Ver. 12.  Memorial.  See C. ii. 2.  At the end, the Heb. and Sept. add, "It is a sin-offering;" peccatum.  C.


--- Hence the priests are said to eat the sins of the people, Osee iv. 8.

13 Praying for him and making atonement: but the part that is left, he himself shall have for a gift. 14 And the Lord spoke to Moses, saying: 15 If any one shall sin through mistake, transgressing the ceremonies in those things that are sacrificed to the Lord, he shall offer for his offence a ram without blemish out of the flocks, that may be bought for two sicles, according to the weight of the sanctuary:

Ver. 15.  The ceremonies: omitted in Heb. and Sept.


--- Sanctified, neglecting to pay the first-fruits; or, by mistake, eating any of the victims reserved for God, or for the priests.


--- Two sicles.  S. Jerom seems to have read in the dual number, whereas the Hebrew pointed copies have sicles indefinitely; and the Rabbins understand two, when the word is plural and undetermined.  Theodoret reads fifty, which some maintain is the ancient translation of the Sept. though it is not found in any of our copies.  Hebrew may be rendered "a ram (or) according to thy estimation, sicles of silver."  The particle or is sometimes understood.  It is probable that when the fault was considerable, a ram was to be sacrificed, and restitution made of what was due with the fifth part besides; but if the fault was small, the priest determined how many sicles were to be presented for sacred purposes.

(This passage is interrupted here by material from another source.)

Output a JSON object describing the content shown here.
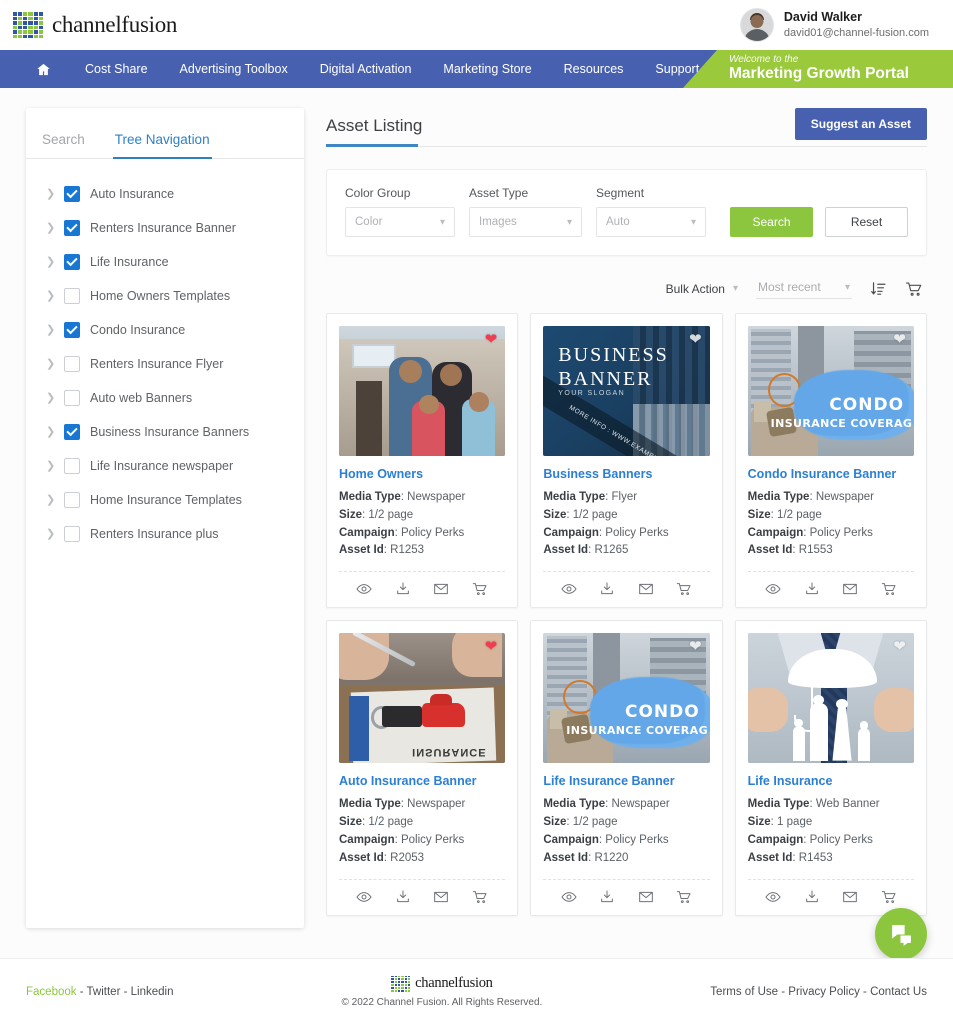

--- Sanctuary.  See Ex. xxx. 13.

16 And he shall make good the damage itself which he hath done, and shall add the fifth part besides, delivering it to the priest, who shall pray for him, offering the ram, and it shall be forgiven him. 17 If any one sin through ignorance, and do one of those things which by the law of the Lord are forbidden, and being guilty of sin, understand his iniquity,

Ver. 17.  Through ignorance.  These words are not found in the Heb. or Sept.; but the context shews, that they must be understood.  Some pretend that the ignorance here spoken of, is that by which a person doubts whether the thing which he touched was unclean or not.  But we may explain these last verses as a recapitulation of what had been already ordered.  C.

18 He shall offer of the flocks a ram without blemish to the priest, according to the measure and estimation of the sin: and the priest shall pray for him, because he did it ignorantly: and it shall be forgiven him,

Ver. 18.  Sin.  If it were grievous, the priest required a more valuable victim, v. 15.

19 Because by mistake he trespassed against the Lord.

Ver. 19.  Lord.  Heb. "It is a victim for the sin which he has committed against the Lord."  From this chapter, as well as from Num. v. 7, it is obvious that a special confession was necessary, not only for those who had fallen into the disorder of leprosy, which was a figure of sin, and often inflicted by God in punishment of it; but also, when they had given way to the smallest transgression against the commands and ceremonies of the Lord.  H.


--- This custom is still observed by the Jews.  Galatinus x. 3.